Still more firsts were claimed by “WKPT, Tri-Cities ABC.” The station was the first to transmit its TV audio in stereo, and the first to offer its audience a separate audio program (SAP) under its main channel. It was years later in digital television, that WKPT-TV recorded yet another first. “We were the first digital TV station in Tennessee,” DeVault says. “It allowed us to multicast several different TV streams or programs all at the same time. As a result, you now had Channel 19-dot-1, 19-dot-2, dot-3 and so on. We had already signed on another analog channel, WAPK-TV, which gave us a lot of flexibility.

But ironically, it would be digital television that would deal WKPT-TV its most severe setback in 2016.

It would cost the station the network it fought so hard to bring to Kingsport.

“ABC executives had already indicated that they wanted to affiliate with group-owned TV stations because it was easier for the network to negotiate the fees it receives from cable and satellite companies,” DeVault says. “Holston Valley Broadcasting was just a little company in a small TV market.. we did not have the clout the bigger station owners had. At the time, we had the best attorney in the country (the lead counsel for the ABC-TV Affiliates Association), negotiating our case with the network for us. We followed his advice to the letter. When it seemed we were making progress, at one critical point ABC abruptly told us they’d decided to explore their other options. When I heard that, my heart sank. I knew the end of ABC on Channel 19 was near. That was a bad day in my life.”

Within a few days, the Times-News headline told the Tri-Cities world: “WKPT’s Affiliation with ABC coming to an end.” At the same time in a separate news release, Media General, then-owner of WJHL announced that ABC would be coming to its Channel 11-dot-2 digital channel and be rebranded as “ABC Tri-Cities.”

At a somber staff meeting at WKPT that day, “I basically broke down, telling a wonderful staff that without the network revenue, we would have to shut down the television news department,” DeVault recalls.

“Some people thought that we had sold the station to WJHL,” DeVault says. “The loss of ABC to the community was the loss of local news on Channel 19.”


After WKPT-TV announced the addition of MeTV to two of its digital subchannels, audience reaction to the network’s 50’s, 60’s and 70’s nostalgia shows was very positive. “MeTV is the best thing going in these parts with over the air broadcast,” commented one viewer. Another wrote “I like MeTV much better than the ABC lineup.”

“The question is, will WKPT-TV realize that they can improve their viewing audience by taking on MeTV?” asked another.

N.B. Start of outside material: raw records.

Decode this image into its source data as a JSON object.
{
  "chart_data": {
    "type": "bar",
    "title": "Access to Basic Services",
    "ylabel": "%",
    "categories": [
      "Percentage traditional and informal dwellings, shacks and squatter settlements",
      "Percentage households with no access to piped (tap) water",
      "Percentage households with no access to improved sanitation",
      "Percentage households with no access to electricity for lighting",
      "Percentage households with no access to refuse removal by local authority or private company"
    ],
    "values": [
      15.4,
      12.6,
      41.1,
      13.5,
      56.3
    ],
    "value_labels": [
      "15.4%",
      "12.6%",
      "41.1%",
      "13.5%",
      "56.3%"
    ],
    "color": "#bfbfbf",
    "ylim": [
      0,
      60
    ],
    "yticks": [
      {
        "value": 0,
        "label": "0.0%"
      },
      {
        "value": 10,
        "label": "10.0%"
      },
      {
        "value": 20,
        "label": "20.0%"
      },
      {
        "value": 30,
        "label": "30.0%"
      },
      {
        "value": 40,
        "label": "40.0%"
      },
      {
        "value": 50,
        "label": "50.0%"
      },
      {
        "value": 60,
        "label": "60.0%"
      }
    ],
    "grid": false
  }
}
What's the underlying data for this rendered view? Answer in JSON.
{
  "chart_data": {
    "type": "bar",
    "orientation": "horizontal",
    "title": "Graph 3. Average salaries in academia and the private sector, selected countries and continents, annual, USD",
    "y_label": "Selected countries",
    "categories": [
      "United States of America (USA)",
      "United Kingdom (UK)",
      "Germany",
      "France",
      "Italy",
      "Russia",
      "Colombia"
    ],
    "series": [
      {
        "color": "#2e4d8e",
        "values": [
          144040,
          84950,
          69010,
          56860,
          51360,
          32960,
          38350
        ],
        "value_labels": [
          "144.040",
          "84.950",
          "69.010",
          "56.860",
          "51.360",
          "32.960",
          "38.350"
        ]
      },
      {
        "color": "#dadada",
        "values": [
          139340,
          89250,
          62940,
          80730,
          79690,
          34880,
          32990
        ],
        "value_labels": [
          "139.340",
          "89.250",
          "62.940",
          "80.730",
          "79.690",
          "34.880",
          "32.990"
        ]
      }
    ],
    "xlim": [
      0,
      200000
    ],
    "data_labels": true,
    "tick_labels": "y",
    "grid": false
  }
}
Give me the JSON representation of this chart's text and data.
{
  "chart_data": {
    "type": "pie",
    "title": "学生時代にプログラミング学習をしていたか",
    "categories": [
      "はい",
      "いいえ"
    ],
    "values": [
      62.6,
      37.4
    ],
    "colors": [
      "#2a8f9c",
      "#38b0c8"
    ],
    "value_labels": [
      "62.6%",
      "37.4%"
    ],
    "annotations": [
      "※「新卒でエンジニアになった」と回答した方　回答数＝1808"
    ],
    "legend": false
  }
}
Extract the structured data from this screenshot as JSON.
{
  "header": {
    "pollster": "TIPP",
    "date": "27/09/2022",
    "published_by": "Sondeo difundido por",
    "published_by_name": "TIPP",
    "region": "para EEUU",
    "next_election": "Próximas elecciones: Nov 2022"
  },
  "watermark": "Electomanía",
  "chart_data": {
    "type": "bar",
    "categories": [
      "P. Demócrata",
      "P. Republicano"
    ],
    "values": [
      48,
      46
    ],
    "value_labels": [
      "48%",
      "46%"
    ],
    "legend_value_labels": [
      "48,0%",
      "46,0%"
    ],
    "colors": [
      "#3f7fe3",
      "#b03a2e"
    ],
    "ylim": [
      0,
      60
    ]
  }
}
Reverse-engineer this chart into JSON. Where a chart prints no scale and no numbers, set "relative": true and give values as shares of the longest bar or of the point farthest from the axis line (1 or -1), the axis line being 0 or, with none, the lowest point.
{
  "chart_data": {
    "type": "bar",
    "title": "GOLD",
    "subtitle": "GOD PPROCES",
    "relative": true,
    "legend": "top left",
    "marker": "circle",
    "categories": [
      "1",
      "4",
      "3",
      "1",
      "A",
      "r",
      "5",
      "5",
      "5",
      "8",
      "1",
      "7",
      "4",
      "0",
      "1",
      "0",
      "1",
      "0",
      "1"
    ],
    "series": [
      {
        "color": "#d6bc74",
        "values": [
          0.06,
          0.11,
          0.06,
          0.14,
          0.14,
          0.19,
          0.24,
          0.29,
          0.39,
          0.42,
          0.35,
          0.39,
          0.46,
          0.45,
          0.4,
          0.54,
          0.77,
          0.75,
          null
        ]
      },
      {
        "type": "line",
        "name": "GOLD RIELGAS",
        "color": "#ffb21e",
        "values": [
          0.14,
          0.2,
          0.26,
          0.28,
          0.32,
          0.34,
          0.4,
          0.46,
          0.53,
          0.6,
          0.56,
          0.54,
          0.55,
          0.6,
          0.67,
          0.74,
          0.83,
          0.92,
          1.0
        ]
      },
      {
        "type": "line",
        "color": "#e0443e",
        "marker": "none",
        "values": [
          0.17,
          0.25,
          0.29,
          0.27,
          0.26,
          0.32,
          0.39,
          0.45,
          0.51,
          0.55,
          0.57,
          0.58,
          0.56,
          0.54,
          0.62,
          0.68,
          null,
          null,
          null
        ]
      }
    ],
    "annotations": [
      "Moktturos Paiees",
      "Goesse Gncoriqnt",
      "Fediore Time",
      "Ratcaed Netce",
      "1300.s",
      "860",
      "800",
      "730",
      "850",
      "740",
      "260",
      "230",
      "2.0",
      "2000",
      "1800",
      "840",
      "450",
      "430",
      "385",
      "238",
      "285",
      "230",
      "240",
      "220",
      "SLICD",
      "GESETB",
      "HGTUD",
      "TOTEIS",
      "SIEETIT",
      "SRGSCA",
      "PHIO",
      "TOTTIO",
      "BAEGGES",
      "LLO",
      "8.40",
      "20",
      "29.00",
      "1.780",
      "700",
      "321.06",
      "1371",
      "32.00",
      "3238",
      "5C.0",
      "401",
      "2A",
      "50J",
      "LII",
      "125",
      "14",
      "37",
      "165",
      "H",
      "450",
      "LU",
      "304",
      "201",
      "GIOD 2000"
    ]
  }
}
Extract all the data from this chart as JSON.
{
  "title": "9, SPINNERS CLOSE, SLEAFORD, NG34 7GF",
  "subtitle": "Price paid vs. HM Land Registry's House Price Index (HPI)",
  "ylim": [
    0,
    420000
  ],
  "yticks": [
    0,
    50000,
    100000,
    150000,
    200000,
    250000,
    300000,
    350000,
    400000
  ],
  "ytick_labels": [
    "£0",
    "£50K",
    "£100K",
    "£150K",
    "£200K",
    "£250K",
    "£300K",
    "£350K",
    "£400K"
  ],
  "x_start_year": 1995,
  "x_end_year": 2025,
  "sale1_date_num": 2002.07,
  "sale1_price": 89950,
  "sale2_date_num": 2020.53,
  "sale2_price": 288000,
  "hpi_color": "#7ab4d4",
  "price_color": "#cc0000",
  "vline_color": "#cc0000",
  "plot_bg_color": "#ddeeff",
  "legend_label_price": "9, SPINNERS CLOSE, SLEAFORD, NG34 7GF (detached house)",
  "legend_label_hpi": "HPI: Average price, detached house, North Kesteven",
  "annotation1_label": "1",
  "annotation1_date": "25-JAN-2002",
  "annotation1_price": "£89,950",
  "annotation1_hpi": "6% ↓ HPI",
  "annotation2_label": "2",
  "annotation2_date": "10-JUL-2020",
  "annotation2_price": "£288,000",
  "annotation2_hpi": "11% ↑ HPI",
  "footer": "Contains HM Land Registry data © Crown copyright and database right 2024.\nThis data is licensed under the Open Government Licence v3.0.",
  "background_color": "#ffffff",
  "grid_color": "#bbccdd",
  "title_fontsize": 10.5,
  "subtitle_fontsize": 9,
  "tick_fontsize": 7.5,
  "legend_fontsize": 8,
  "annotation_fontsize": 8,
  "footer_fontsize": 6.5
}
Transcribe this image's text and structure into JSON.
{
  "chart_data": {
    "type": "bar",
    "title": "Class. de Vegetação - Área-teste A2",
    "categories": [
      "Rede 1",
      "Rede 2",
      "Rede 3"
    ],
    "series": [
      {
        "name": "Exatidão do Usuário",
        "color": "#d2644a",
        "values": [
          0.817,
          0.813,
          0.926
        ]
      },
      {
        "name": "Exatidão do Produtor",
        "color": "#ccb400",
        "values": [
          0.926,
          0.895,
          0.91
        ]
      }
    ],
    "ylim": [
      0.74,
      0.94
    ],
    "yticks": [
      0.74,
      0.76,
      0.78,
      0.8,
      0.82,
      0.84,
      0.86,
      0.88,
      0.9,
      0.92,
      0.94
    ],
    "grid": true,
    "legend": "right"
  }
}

That one thoughtful question might be the key to success, DeVault figured.

“We positioned MeTV to headline a list of nostalgia-based programming on the WKPT-TV and WAPK-TV stations,” he says. “We already had COZI-TV on one video stream, LAFF-TV on one, Grit TV and its westerns on another, Heros and Icons on still another, Escape on yet another, Bounce on one, and now the big prize MeTV would be a stream on each of its two TV stations. It seems that people like family-oriented, wholesome shows on the networks that the entire family can watch.”

And then, good news.

“Early on, we received ratings information from the MeTV network showing that on average, MeTV in the Tri-Cities on Channel 19-dot-2 and Channel 36-dot-1 beat out ABC on the other channel during most of the day,” DeVault reveals. “WKPT-TV was also the number one ‘audience share’ affiliate in the entire country for MeTV in primetime, and number seven overall, 24-7. It’s been very good for the station so far. There is definitely an audience for nostalgia programming, and a silver lining for WKPT-TV in bouncing back.”

“WKPT-TV is, and always will be Kingsport’s hometown television station,” says Steve Howard. “It’s amazing how they found a way to survive.”

Even now, there are no hard feelings from WKPT-TV towards ABC or WJHL.

“The network made a business decision,” DeVault says, now retired as Channel 19’s president and general manager following a half-century-plus career there. “They looked at their options in the Tri-Cities and we looked at our options once they decided what they wanted to do. Meanwhile, we were, and still are, friends with everybody at WJHL. It was uncharted waters on a new horizon for both stations, but we set our sails and years later, we are still afloat as a company representing the good of Kingsport.”

“50 years later, I’m happy to report that all is well at Holston Valley Broadcasting and WKPT-TV.”